TPP交渉の開示を条件付で決めた自民、責任逃れを考えた?

 【ワシントン=青木睦】西村康稔内閣府副大臣は四日、訪問先のワシントンで記者会見し、日米交渉が大詰めを迎えている環太平洋連携協定(TPP)の草案などの文書を、外部に漏らさないことを条件に、来週にも国会議員に開示する方針を表明した。
 政府はこれまで徹底した秘密主義をとっており、この時期に開示に方針転換した背景には、TPPの日米交渉が「最終段階に来ている」なか、国会の強い開示要求に応えることで交渉の妥結後に必要な国会承認を得やすくしたい狙いがある。西村氏は米通商代表部(USTR)も連邦議員に開示しているとした上で「総合的に判断した」と述べた。
 開示は閲覧の形となる。西村氏は「米国と違って国会議員には守秘義務規定はない。そのツールづくりと、開示対象の国会議員の範囲も国会と相談したい」と述べた。開示文書もUSTRの例を参考にする。
 ただ、西村氏は国民への開示は交渉参加十二カ国による全体合意に達するまで行わない意向を示した。
 一方、西村氏は、日米交渉妥結には通商交渉の権限を大統領に一任する貿易促進権限(TPA)法案の成立が不可欠で、日米交渉妥結後に米国の事情で再交渉に応じることはないとの考えを米政府・議会関係者に伝えたと明らかにした。さらに「TPA法成立が見えないと日米交渉の決着は現実には難しい」と早期の法成立の必要性を強調した。
 <TPP交渉の情報管理> 交渉に横やりが入らないよう関係者以外への情報漏れを防ぐ厳しいルールがある。交渉が妥結し、参加国の国内手続きを経て協定が発効した後も、4年間は交渉過程や内容を記した内部文書を公開できない。交渉がまとまらずに協定が発効しない場合でも、最後の交渉会合から4年間は非公表とされている。ただ、内部告発サイト「ウィキリークス」が協定案の一部とされる文書を公開するなど管理には甘さも見られる。 (共同)

これ「TPP草案 議員開示へ 国会承認、円滑化狙い」と題した東京新聞2015年5月6日 朝刊の記事である。

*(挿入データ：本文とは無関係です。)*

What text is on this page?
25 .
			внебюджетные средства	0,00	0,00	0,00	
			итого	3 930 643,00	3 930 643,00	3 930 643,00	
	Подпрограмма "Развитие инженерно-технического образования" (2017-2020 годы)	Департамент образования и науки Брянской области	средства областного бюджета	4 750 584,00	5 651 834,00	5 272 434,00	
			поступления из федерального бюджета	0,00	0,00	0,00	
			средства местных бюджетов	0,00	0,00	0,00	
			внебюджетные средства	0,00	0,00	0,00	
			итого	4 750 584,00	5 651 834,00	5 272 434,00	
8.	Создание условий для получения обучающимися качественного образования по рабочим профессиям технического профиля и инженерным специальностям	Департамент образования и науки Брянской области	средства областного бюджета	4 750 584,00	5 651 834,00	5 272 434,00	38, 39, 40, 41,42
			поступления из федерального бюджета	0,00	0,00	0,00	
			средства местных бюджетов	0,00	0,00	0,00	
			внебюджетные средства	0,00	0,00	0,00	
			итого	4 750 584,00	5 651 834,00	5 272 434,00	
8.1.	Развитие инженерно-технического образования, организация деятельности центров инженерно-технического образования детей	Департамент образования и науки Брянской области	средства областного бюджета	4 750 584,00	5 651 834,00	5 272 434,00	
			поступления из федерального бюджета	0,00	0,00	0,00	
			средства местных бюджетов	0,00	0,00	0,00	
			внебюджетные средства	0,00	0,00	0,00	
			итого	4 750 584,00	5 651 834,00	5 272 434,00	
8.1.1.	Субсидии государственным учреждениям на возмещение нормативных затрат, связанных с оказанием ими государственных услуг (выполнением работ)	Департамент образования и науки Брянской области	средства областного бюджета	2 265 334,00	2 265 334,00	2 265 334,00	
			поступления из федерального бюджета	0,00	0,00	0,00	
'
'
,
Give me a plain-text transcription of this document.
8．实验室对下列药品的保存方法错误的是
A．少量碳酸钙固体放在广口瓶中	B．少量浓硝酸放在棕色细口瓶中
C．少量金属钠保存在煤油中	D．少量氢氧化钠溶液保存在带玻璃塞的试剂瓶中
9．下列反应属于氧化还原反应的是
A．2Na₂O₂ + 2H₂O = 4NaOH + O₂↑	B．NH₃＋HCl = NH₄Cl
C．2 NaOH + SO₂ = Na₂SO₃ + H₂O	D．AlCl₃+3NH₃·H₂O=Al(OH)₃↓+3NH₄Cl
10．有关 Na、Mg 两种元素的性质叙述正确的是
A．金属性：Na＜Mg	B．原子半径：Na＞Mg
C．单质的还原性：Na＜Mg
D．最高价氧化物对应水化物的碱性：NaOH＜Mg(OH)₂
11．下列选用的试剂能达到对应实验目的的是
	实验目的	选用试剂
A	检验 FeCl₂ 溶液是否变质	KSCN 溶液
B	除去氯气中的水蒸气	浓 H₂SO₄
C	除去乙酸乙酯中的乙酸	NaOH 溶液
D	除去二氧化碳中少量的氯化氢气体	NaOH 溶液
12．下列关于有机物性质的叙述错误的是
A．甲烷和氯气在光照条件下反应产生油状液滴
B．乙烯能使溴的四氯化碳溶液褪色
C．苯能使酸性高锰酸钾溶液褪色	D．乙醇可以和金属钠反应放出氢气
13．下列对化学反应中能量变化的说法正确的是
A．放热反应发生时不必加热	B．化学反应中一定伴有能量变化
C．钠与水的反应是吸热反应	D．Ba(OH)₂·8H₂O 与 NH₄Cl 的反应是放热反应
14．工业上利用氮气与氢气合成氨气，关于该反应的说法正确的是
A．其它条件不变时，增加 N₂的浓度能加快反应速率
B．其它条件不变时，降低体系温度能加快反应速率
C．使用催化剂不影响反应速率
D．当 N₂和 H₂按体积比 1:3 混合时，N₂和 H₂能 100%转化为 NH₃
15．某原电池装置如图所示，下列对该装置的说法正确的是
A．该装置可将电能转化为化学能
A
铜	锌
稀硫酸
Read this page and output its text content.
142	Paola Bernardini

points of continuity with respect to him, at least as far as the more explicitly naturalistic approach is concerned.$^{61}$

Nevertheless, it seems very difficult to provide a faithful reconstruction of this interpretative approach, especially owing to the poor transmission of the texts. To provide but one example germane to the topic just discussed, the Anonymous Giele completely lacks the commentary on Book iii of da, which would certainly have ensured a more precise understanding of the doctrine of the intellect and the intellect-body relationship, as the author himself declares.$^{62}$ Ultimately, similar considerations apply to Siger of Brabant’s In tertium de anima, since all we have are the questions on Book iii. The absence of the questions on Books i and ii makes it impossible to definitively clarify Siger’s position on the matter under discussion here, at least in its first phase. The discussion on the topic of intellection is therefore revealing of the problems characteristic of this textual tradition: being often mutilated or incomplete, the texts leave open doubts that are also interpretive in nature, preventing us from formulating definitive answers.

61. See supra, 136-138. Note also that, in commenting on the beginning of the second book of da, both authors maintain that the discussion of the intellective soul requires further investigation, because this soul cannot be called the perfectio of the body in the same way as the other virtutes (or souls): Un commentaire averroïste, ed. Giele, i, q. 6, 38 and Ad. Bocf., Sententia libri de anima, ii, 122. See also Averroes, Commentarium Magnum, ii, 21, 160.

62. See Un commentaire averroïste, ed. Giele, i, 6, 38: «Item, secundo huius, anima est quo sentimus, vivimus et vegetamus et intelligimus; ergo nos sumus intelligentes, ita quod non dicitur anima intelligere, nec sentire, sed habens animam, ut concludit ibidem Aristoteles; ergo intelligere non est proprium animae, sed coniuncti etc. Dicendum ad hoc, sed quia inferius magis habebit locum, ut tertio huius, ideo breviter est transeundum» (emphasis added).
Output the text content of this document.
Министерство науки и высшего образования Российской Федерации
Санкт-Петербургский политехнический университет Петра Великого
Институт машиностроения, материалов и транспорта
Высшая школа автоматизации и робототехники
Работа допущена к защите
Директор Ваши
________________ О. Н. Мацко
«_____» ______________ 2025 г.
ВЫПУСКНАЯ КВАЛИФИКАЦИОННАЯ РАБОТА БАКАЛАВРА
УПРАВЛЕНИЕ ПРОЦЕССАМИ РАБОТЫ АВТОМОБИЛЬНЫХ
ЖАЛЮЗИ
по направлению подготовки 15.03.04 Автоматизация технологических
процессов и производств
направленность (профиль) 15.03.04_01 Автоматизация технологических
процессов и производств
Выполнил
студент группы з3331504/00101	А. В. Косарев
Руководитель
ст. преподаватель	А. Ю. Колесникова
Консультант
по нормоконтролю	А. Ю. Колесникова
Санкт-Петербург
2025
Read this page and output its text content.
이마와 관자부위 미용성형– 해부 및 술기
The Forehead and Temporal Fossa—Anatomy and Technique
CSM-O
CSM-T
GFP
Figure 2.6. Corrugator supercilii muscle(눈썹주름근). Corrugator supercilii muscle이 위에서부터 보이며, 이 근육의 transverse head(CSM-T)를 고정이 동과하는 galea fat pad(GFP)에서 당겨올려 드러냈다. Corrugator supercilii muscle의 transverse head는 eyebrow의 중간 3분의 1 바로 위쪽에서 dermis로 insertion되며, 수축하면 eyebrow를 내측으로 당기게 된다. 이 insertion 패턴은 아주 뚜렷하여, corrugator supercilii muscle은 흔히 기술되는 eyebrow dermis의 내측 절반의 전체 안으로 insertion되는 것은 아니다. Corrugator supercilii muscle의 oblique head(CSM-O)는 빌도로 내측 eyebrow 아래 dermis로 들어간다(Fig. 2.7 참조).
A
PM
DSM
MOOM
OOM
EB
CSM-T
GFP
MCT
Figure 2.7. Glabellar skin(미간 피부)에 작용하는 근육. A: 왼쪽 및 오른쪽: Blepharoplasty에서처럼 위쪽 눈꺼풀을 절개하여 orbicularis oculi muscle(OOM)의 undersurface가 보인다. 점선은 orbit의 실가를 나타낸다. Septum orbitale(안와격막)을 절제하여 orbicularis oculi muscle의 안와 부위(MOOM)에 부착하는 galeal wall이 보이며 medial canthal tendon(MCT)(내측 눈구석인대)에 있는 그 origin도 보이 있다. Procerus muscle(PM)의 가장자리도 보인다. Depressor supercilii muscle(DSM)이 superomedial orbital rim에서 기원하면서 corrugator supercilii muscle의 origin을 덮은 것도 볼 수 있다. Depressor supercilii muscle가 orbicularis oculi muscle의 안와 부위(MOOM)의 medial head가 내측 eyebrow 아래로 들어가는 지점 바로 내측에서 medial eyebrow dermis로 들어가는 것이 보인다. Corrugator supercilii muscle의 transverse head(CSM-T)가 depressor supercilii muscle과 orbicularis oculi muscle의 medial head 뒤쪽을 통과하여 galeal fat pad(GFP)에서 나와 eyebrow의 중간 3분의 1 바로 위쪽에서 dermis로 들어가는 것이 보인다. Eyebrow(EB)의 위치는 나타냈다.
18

 何の事無い、この交渉の旗色の悪さから来る自民の責任逃れの感が強い。確かに今交渉の中身を公開すれば表向きは「交渉の妥結後に必要な国会承認を得やすくしたい狙い」に見えるが、要は過程を知らせる事により「どうしようもなかった様」を見せつけ、納得してもらうがための言わば苦肉の策と言うズルさに他ならない。民主もいらぬ事言わず静観して、決まった事への国会追求をするズルさがほしかった。それが出来ない現在の民主の底抜けさが目立つ。それを足がかりに復権を期し二大政党への足がかりとしてほしかったが、その質の議員が居ないのが現在を表している。残念と言うより情けない。このTPP交渉さえも完全に自民主導になってしまっている。